Mis en ligne le 05 Mar 2018

Sommes-nous dans une impasse stratégique au Mali ? C’est la question qui irrigue et structure l’analyse proposée par cet article. L’auteur nous présente sans fard les limites, sinon les échecs des actions visant à reconstruire des services de sécurité efficaces, faute selon lui d’une réelle prise en compte des réalités culturelles et politiques locales. La force multinationale G5 ne serait pas exempte de ce sombre constat et l’auteur en souligne les principales raisons.


Les opinions exprimées dans cet article n’engagent pas le CSFRS.

Les références originales de ce texte sont Serge Michaïlof : Mali, une guerre sans fin, Revue Defense Nationale n°807.

                           Ce texte ainsi que d’autres publications, peuvent être visionnés sur le site de la RDN.


 

Mali, une guerre sans fin ?

 

 

L’armée malienne est en échec, la force des Nations unies inefficace

La France, les États-Unis et l’Union européenne apportent depuis quatre ans soutien et formation à l’armée malienne, mais cette armée est manifestement toujours incapable de contenir le développement de l’insécurité dans ce pays. La Mission multidimensionnelle intégrée des Nations unies pour la stabilisation au Mali (Minusma) qui compte plus de 13 000 hommes, est au Mali depuis quatre ans. Elle y a payé le prix du sang, ayant perdu plus de 150 hommes, ce qui en fait la mission la plus dangereuse des quinze opérations de maintien de la paix en cours dans le monde. Mais cette force est largement recluse dans des bases dont elle ne sort qu’avec de grands risques. Dans ces conditions, l’armée française semble la seule force structurée capable de « tenir » le Mali. Alors, les soldats de l’opération Barkhane sont-ils condamnés à rester des décennies pour éviter le retour des djihadistes ? Ou pouvons-nous espérer que la force multilatérale du G5 Sahel permettra d’assurer sa relève et à nos soldats de rentrer chez eux ?

L’inefficacité des forces de maintien de la paix des Nations unies est souvent dénoncée, et celle de la Minusma ne fait pas exception.
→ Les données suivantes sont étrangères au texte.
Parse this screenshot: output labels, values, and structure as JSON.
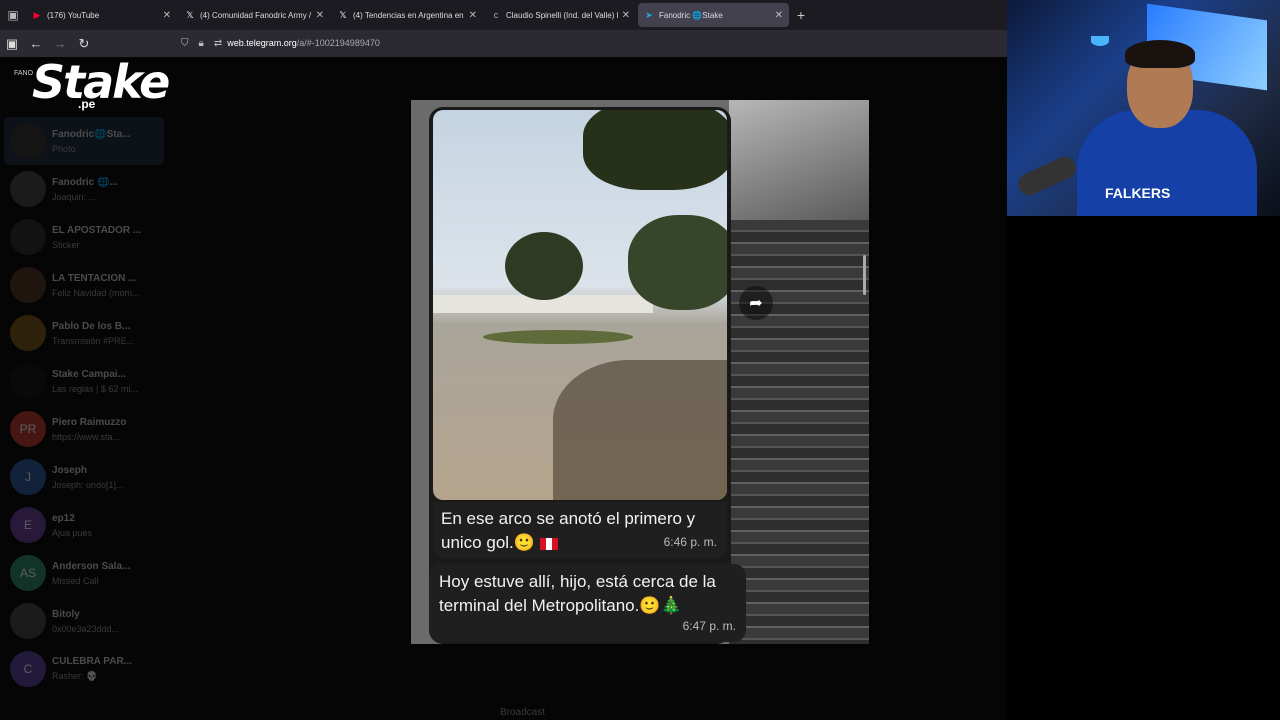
{
  "tabs": [
    {
      "title": "(176) YouTube",
      "icon": "youtube-icon",
      "active": false
    },
    {
      "title": "(4) Comunidad Fanodric Army /",
      "icon": "x-icon",
      "active": false
    },
    {
      "title": "(4) Tendencias en Argentina en",
      "icon": "x-icon",
      "active": false
    },
    {
      "title": "Claudio Spinelli (Ind. del Valle) E",
      "icon": "page-icon",
      "active": false
    },
    {
      "title": "Fanodric 🌐Stake",
      "icon": "telegram-icon",
      "active": true
    }
  ],
  "url": {
    "host": "web.telegram.org",
    "path": "/a/#-1002194989470"
  },
  "overlay": {
    "logo": "Stake",
    "logo_suffix": ".pe",
    "small_label": "FANO"
  },
  "sidebar": {
    "chats": [
      {
        "name": "Fanodric🌐Sta...",
        "preview": "Photo",
        "initials": "",
        "color": "#333"
      },
      {
        "name": "Fanodric 🌐...",
        "preview": "Joaquin: ...",
        "initials": "",
        "color": "#444"
      },
      {
        "name": "EL APOSTADOR ...",
        "preview": "Sticker",
        "initials": "",
        "color": "#2a2a2a"
      },
      {
        "name": "LA TENTACION ...",
        "preview": "Feliz Navidad (mom...",
        "initials": "",
        "color": "#553322"
      },
      {
        "name": "Pablo De los B...",
        "preview": "Transmisión #PRE...",
        "initials": "",
        "color": "#775511"
      },
      {
        "name": "Stake Campai...",
        "preview": "Las reglas | $ 62 mi...",
        "initials": "",
        "color": "#111"
      },
      {
        "name": "Piero Raimuzzo",
        "preview": "https://www.sta...",
        "initials": "PR",
        "color": "#c0392b"
      },
      {
        "name": "Joseph",
        "preview": "Joseph: undo[1]...",
        "initials": "J",
        "color": "#2c5aa0"
      },
      {
        "name": "ep12",
        "preview": "Ajua pues",
        "initials": "E",
        "color": "#6a3fa0"
      },
      {
        "name": "Anderson Sala...",
        "preview": "Missed Call",
        "initials": "AS",
        "color": "#2a8a6a"
      },
      {
        "name": "Bitoly",
        "preview": "0x00e3a23ddd...",
        "initials": "",
        "color": "#444"
      },
      {
        "name": "CULEBRA PAR...",
        "preview": "Rasher: 💀",
        "initials": "C",
        "color": "#5a3fa0"
      }
    ]
  },
  "messages": [
    {
      "text": "En ese arco se anotó el primero y unico gol.🙂",
      "time": "6:46 p. m."
    },
    {
      "text": "Hoy estuve allí, hijo, está cerca de la terminal del Metropolitano.🙂🎄",
      "time": "6:47 p. m."
    }
  ],
  "composer": {
    "placeholder": "Broadcast"
  },
  "webcam": {
    "shirt_text": "FALKERS"
  }
}
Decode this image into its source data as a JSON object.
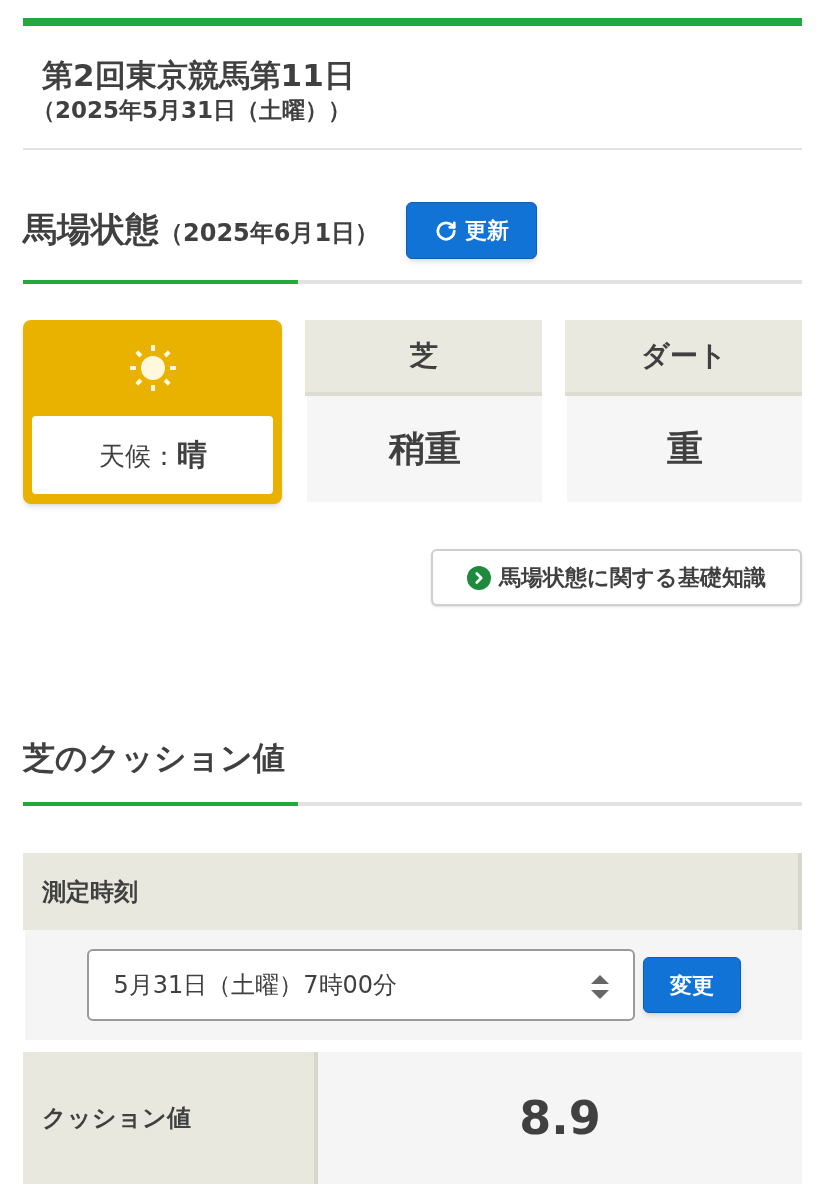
{
  "race_day": {
    "title": "第2回東京競馬第11日",
    "date": "（2025年5月31日（土曜））"
  },
  "track_condition": {
    "heading": "馬場状態",
    "date": "（2025年6月1日）",
    "refresh_button": "更新",
    "weather": {
      "label": "天候：",
      "value": "晴"
    },
    "surfaces": [
      {
        "name": "芝",
        "condition": "稍重"
      },
      {
        "name": "ダート",
        "condition": "重"
      }
    ],
    "info_link": "馬場状態に関する基礎知識"
  },
  "cushion": {
    "heading": "芝のクッション値",
    "time_label": "測定時刻",
    "time_select": {
      "value": "5月31日（土曜）7時00分"
    },
    "change_button": "変更",
    "value_label": "クッション値",
    "value": "8.9"
  }
}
Thierry Vircoulon de l’Institut français des relations internationales (Ifri), un ancien d’« International Crisis Group », a récemment publié [1] une analyse particulièrement dévastatrice des raisons de l’inefficacité de ces opérations qui « s’enlisent et perdent leur sens », et qui « incapables de régler les conflits se contentent dorénavant de les accompagner dans la durée ». Pour lui, ces forces qui « n’ont que l’apparence d’une armée », souffrent d’une absence de cadre stratégique de résolution des conflits, de limites  si strictes dans l’application de mandats déjà bien restrictifs qu’ils les confinent à l’impuissance, et d’une doctrine désormais inadaptée à la nature des nouveaux conflits intra-étatiques.

L’inefficacité de l’armée malienne soulève un autre type de question sans doute plus inquiétant. Comment cette armée qui a reçu formation, assistance technique et équipement ne parvient-elle toujours pas à constituer une force crédible ? En fait, dans un pays comme le Mali, ce fameux triptyque « formation, assistance technique et équipement » ne s’adresse qu’aux symptômes de l’inefficacité de toute institution publique. Dans les pays multiethniques et fragiles comme le Mali, ces institutions publiques visent en effet moins à fournir un service spécifique, qu’il s’agisse de sécurité, de fourniture d’eau, d’électricité ou de santé, qu’à offrir des emplois à des réseaux politiques, claniques ou ethniques et cela du haut en bas des pyramides hiérarchiques. L’armée malienne n’échappe pas à cette contradiction.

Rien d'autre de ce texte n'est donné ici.